Summary: Adding new cleats or attachments to a mast is quite simple if you have the correct size tap set to match the fasteners.
As part of my summer haul-out I added a topping lift line to the front of my mast as well as a spinnaker halyard. Both of these lines end at the base of the mast and need a place to hang and/or be tied off when in use. I needed to add some cleats to my mast.
I asked for suggestions in the Ericson forum and got some good ideas. I wound up buying these self-jamming Schaefer cleats from Defender. They differ from normal cleats in that one side is designed to grab the line placed therein.
Also on the Ericson forum I had read about people installing cam cleats on the mast, so that one could raise a sail at the mast and then put the halyard in a cam cleat before heading back to the cockpit. Then, once in the cockpit, the tension in the line from a winch would pull the halyard out of the temporary cam cleat for the final few feet of sail-raising. I thought I might be able to replicate this process with a self jamming cleat if the fixture is was oriented in the right direction.
For fasteners I used 1″ long 10-24 stainless steel screws. 10 describes in imperial/SAE/non-metric terms the diameter of the screw and 24 is the number of threads per inch. Another alternative would have been 10-32 screws (yielding more, finer threads into the mast). There seem to be arguments for both types, but I was convinced that fewer, deeper threads would work better.

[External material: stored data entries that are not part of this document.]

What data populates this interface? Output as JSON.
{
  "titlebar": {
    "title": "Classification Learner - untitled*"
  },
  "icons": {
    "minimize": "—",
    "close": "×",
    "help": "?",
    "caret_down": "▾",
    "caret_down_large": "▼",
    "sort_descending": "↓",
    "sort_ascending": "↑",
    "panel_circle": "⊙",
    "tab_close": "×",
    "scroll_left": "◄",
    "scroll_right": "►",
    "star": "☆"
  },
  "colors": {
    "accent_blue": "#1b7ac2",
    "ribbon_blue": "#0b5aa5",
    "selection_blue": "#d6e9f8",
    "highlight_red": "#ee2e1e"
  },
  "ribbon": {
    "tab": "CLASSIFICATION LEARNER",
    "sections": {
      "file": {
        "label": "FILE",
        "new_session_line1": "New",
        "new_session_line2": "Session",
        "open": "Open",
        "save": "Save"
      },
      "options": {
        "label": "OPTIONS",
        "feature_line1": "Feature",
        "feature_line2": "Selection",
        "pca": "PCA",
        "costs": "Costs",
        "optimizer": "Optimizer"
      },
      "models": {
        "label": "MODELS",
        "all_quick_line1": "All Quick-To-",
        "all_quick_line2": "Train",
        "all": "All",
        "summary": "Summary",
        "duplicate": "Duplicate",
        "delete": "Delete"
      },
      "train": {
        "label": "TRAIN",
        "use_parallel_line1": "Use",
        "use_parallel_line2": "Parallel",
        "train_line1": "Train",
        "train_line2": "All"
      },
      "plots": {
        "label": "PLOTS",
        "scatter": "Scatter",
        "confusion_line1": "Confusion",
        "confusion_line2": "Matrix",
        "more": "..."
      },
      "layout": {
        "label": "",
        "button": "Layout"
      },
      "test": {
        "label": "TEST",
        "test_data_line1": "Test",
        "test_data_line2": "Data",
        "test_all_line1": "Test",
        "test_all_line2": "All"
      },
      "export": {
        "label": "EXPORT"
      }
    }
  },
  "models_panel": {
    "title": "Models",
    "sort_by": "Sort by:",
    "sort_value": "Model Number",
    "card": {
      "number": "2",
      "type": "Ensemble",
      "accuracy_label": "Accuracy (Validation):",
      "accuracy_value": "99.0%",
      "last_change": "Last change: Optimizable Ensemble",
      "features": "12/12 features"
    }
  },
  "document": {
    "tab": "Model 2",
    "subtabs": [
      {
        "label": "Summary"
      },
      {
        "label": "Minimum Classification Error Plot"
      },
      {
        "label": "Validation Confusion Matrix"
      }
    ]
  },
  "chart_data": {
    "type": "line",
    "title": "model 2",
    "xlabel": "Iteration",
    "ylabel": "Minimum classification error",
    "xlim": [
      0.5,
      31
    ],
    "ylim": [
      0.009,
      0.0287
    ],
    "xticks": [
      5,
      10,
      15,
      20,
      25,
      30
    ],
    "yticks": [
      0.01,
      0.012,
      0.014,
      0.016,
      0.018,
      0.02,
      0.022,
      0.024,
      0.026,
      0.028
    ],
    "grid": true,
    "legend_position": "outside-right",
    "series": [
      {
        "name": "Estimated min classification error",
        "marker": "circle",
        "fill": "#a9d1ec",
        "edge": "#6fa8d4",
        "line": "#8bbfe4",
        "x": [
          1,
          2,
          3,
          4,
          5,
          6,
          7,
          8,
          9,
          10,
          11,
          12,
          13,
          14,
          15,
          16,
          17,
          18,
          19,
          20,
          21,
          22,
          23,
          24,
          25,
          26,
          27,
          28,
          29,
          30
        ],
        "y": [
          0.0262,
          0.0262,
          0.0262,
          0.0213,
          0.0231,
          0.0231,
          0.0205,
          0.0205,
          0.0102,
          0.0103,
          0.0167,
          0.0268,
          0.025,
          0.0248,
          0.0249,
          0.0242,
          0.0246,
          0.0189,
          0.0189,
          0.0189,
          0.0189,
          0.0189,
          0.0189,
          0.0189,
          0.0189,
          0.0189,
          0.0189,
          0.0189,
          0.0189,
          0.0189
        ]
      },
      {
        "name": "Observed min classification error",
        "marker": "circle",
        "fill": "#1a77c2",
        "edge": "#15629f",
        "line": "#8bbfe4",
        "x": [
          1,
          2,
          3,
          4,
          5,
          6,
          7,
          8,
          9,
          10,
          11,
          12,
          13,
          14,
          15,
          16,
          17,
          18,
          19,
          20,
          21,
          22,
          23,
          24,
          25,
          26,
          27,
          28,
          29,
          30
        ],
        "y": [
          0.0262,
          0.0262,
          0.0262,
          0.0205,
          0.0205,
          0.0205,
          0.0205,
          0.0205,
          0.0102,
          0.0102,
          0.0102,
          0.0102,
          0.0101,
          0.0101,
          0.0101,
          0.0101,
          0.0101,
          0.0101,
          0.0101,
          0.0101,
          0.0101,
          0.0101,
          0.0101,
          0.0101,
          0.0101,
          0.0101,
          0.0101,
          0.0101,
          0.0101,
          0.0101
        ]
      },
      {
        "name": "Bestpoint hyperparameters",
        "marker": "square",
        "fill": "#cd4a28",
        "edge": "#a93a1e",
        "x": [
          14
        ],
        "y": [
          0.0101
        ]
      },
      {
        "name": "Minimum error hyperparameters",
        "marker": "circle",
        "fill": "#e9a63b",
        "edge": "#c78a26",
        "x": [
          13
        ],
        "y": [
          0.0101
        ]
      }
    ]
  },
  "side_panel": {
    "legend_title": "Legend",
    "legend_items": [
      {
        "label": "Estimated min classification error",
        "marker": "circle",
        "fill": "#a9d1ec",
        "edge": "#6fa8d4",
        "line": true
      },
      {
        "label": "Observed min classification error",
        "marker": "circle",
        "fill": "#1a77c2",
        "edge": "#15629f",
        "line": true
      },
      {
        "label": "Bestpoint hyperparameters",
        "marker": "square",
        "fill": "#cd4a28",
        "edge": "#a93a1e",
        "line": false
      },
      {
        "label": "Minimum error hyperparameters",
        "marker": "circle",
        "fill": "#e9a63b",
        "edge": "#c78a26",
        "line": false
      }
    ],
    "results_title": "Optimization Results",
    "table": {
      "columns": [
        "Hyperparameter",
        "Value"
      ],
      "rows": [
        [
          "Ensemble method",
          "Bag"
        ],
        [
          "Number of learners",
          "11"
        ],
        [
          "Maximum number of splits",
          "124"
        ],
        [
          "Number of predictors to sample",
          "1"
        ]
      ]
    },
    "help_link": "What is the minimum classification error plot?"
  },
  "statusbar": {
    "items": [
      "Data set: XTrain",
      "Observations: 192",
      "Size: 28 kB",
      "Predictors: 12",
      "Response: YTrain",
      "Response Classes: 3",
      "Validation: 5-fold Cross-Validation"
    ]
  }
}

I thought the 1″ depth would be long enough to grab the meat of the wall of the mast without penetrating into the mast cavity, where my nice halyards slide up and down and could be chafed by an intruding machine screw.
I used a Dewalt tap set that I bought at Home Depot to make drill and then tap the holes. It tool all of 5 minutes.
Prudence required that I put Tef-Gel on the screws before tightening them into the mast. Tef-Gel impairs corrosion between the different stainless steel screw and the aluminum mast, which is nice, but the Gel itself is gooey and sticks to everything. I learned when I was rebuilding my boom the importance of limiting this dissimilar metal corrosion.
Final product as installed. I’ll need to test the self-jamming cleat halyard trap method on my next sail.